Putting theory into practice
Chris and a senior colleague identified that there was potential to improve the efficiency of the manufacturing process for their EXP heated shower. And if they could reduce lead times, they could increase sales.
“After applying Lean techniques to analyse every step of the manufacturing process, we could see there was a lot of waste, a lot of travel outside the manufacturing cell, and considerable re-work due to inadequate tooling,” says Chris. “In short, there were a lot of non-value-added activities”.
From the analyses and subsequent discussions, Chris and the team developed action plans, assigned actions to individuals, and used that as their ‘Kaizen newspaper’ – a working document to manage Kaizen activity visually.
“When we’d completed an action, we’d ask ourselves, has it made the improvement that we thought it would make? If not, why not, and what do we need to do differently?” says Chris.
Some of the measures adopted included totally changing the workflow through the cell, revising the working area layout, replacing generic fixtures and fittings with tailor-made racking and investing in new equipment.

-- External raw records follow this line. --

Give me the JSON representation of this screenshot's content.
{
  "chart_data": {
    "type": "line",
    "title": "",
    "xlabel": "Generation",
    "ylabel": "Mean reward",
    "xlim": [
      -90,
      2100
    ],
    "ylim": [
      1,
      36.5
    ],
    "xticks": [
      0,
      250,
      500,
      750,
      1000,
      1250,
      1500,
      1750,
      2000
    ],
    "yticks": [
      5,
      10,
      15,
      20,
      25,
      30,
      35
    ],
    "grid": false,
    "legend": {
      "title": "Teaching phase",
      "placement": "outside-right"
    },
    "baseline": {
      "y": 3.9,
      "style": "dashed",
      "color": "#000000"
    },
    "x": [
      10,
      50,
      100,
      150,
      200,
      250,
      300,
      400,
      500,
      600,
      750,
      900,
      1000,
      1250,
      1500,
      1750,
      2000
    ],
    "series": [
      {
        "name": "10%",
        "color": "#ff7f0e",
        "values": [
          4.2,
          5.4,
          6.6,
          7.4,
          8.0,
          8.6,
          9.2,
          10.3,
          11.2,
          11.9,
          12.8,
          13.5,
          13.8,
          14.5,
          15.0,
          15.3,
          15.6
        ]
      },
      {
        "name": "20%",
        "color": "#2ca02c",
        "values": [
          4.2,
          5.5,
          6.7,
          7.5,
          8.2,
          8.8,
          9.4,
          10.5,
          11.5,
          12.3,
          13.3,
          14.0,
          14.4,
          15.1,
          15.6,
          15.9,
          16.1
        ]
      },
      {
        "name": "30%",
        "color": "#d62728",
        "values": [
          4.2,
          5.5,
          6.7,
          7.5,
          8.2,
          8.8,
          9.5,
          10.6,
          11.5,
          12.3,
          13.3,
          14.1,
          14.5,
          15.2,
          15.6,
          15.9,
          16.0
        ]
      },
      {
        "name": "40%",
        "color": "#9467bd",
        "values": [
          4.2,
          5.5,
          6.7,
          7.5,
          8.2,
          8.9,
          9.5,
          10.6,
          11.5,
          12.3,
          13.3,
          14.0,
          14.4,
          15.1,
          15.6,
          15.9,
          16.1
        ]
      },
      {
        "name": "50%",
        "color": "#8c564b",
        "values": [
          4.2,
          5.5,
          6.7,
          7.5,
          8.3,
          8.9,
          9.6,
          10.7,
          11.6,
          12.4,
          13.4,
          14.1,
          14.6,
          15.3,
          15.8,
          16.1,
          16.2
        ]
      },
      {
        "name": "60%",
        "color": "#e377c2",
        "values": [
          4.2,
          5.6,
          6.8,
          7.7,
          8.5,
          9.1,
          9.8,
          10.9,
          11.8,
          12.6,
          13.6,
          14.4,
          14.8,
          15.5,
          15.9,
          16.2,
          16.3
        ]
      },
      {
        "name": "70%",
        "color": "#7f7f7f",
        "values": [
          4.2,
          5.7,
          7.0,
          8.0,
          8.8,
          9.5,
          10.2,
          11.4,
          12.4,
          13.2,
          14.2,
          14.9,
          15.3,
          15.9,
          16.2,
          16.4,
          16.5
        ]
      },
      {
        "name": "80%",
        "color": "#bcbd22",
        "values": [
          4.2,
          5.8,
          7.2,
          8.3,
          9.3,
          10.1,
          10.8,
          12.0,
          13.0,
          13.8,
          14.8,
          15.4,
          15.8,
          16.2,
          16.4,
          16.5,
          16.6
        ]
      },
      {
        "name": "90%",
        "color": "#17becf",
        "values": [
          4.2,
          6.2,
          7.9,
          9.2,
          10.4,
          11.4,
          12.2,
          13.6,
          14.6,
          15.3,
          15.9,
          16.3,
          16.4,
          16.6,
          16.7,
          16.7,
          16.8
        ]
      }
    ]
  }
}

“The knowledge I gained on the ARTL programme with the Manufacturing Institute really helped me to break down the problem, and approach it in a very data-driven manner. We ended up with a U-shaped process flow, where you start on the left-hand side and add value at each stage until it completes at the finishing benches and goes into the packing area. It was more like a spider diagram before,” he says.
Tangible business benefits
The results of Chris’ efforts have been startling.
“The unit price is slightly cheaper because the cycle time is reduced,” he says, “so we can produce more product in the same time and with the same labour. The other way of looking at it is that we’ve doubled capacity in the cell, from around 500 units a year to around 1,100 units, simply because we’ve reduced the cycle time from 214 to 95 minutes.”
Chris says that the whole process, which he started halfway through the ARTL course, has taken around four months. And the course itself has radically strengthened his understanding and competency in Lean techniques. Without, he says, the road to improvement would have been much longer and more difficult, with no guarantee of success at the end.
“The ARTL course gave me a pathway to use Lean. Lean is not a textbook – you can’t just implement an off-the-shelf technique and hope for success. It’s more like a toolbox. You pull out the tools to complete the task at hand. You might not need to use all the tools all the time, but you need to know what each tool is for, and how to use it most effectively,” he says.
Thanks to his success on the programme, Chris is in line to be awarded a ‘Lean Fellowship’ by the Manufacturing Institute – the highest level of award available. He’s not easing off just yet, though, and already has his sights set on the next Lean project.
“We’ve already started another project that I’m doing all the background work for at the moment, and we’ll shortly be doing a Kaizen session with the team. As well as that, I’ve been over to our site in Romania, carried out something very similar but on a larger scale, and also at our sites in Italy and the Netherlands. So, we’re seeing real benefits right across the business,” says Chris.